Quando si parla di "Ungheria fuori dall'UE" non si intende solo un'uscita formale, tipo Brexit, ma una fuga di fatto dai valori e dagli impegni che legano l'Unione. Il governo di Orban sta scavando una voragine che rischia di far saltare gli equilibri interni, trasformando l'Europa in un campo di battaglia tra democrazia e autoritarismo.

Se l'UE non alza la voce con forza, se non impone sanzioni serie e non dà sostegno concreto alla società civile e a chi resiste dentro il Paese, questa deriva potrebbe contagiare altri Stati membri, creando un effetto domino letale per la coesione e la credibilità dell'Unione stessa.

La repressione contro la comunità LGBTQ+ in Ungheria non è solo un attacco a un gruppo sociale: è un colpo alla dignità umana, un tentativo di negare il diritto di esistere e di essere riconosciuti come persone con pari diritti. Questo è il punto che molti sembrano non capire, o fanno finta di non vedere.
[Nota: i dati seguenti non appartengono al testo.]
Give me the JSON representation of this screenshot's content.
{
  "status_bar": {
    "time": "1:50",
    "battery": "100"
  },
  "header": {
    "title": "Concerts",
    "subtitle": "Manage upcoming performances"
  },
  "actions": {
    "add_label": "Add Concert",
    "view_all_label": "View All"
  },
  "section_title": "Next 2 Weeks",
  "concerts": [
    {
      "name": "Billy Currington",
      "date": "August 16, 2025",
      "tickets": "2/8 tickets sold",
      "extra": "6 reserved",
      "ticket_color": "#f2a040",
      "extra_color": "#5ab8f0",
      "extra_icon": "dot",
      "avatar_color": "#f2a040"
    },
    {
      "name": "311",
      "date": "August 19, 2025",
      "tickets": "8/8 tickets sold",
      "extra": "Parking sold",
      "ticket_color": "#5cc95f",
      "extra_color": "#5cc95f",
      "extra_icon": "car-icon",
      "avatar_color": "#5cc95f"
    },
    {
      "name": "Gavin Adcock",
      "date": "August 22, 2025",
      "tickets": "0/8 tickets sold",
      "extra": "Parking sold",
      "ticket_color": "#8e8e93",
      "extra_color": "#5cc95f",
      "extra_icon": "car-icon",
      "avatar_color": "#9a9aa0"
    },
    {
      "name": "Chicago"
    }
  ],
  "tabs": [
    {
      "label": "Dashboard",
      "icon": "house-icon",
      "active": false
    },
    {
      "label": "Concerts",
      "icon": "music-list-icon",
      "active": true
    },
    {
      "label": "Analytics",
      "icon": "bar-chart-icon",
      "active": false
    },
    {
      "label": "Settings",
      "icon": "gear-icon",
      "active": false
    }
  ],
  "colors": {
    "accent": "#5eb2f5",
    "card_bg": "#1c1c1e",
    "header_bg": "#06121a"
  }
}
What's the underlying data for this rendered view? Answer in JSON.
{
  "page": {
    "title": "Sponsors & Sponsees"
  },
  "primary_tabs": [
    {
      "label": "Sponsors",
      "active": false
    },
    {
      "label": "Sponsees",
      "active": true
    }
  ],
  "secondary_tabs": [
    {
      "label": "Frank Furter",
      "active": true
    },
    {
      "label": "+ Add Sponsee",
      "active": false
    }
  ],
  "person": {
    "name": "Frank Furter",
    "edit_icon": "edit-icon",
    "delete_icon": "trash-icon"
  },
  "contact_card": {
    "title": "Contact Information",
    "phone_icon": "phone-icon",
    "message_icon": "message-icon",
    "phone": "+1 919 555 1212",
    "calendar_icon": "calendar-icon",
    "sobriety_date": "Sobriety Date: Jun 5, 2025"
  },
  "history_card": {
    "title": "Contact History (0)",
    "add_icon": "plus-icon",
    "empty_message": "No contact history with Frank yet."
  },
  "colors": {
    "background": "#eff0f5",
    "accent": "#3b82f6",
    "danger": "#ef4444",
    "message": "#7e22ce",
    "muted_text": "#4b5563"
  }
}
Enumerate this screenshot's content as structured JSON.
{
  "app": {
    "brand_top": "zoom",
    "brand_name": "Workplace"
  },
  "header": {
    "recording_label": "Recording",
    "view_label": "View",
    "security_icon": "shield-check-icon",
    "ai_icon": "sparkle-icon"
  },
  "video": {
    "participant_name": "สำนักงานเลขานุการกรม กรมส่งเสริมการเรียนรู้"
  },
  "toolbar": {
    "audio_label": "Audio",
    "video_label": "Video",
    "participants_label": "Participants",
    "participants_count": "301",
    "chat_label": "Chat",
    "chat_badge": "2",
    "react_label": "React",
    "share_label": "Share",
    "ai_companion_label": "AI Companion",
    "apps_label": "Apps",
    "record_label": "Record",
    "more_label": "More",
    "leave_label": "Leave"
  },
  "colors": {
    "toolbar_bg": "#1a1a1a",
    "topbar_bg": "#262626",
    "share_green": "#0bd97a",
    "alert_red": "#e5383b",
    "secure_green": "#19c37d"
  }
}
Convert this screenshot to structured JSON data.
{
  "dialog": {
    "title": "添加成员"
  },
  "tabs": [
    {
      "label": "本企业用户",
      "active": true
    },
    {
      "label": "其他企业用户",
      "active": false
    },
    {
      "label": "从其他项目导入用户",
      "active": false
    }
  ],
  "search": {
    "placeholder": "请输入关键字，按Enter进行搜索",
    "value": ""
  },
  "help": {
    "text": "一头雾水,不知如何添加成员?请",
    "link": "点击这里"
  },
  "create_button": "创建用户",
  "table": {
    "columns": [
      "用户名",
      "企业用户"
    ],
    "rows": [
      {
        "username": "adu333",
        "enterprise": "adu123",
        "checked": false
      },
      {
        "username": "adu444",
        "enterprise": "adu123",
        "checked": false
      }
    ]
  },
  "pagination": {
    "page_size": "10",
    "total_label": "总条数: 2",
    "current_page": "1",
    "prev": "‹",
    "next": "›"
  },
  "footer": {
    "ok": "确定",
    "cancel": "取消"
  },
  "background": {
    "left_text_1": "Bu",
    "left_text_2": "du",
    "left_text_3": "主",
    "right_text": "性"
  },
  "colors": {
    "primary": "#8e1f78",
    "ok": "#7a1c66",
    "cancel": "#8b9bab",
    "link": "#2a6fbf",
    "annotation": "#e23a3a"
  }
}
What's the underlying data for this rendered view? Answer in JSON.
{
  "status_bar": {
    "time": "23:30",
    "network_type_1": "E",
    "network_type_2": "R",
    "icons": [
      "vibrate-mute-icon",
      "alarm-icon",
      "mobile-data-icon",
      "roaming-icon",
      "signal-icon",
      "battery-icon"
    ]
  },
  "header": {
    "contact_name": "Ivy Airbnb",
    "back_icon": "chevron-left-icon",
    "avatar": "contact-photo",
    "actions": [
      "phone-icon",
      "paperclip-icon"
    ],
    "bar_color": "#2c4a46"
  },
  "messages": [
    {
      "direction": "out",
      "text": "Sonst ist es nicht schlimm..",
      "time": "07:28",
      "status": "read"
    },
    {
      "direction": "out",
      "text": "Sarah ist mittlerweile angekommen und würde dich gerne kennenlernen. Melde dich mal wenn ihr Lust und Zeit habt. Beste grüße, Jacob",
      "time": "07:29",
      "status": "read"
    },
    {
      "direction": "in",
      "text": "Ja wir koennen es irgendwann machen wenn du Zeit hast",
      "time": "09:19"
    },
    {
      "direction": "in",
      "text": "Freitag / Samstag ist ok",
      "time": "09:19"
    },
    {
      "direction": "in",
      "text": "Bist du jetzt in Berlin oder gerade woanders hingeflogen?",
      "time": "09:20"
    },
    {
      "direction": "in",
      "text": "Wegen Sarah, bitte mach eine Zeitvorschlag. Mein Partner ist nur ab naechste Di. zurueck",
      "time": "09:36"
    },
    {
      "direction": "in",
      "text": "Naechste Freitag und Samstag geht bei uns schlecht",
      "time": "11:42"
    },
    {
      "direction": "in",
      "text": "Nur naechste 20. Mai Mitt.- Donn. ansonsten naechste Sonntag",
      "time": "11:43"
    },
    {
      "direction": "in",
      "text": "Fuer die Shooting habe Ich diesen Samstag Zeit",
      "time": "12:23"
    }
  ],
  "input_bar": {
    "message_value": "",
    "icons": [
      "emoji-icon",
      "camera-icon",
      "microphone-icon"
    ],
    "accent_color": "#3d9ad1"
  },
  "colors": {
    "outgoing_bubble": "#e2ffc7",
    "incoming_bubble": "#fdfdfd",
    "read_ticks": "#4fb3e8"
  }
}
Il progresso, in senso vero, non può essere solo tecnologia, economia o crescita materiale. Il vero progresso è il riconoscimento dei diritti fondamentali, l'accettazione della diversità come ricchezza e non come minaccia. È il riconoscimento che l'umanità si arricchisce nel momento in cui smette di temere e iniziare a comprendere.

Come scriveva Camilleri con la sua lirica lucidità, "Chi non accetta l'altro, chi non vuole vedere la differenza, sta scavando la fossa anche per sé stesso." La lotta per i diritti LGBTQ+ è quindi una battaglia che riguarda tutti, perché in gioco c'è il modello di società che vogliamo costruire.

Ma non tutto è perduto. In Ungheria, nonostante la repressione, la società civile resiste con forza. Attivisti, artisti, giovani coraggiosi stanno portando avanti una battaglia di dignità e libertà, sfidando il regime con coraggio e creatività. Sono loro il vero cuore pulsante del Paese, la voce di una generazione che non si rassegna.

Questo Pride Month deve essere un richiamo acceso a non abbassare la guardia, a sostenere chi combatte, a ricordare che i diritti non sono regali da elemosinare, ma conquiste da difendere con coraggio e determinazione.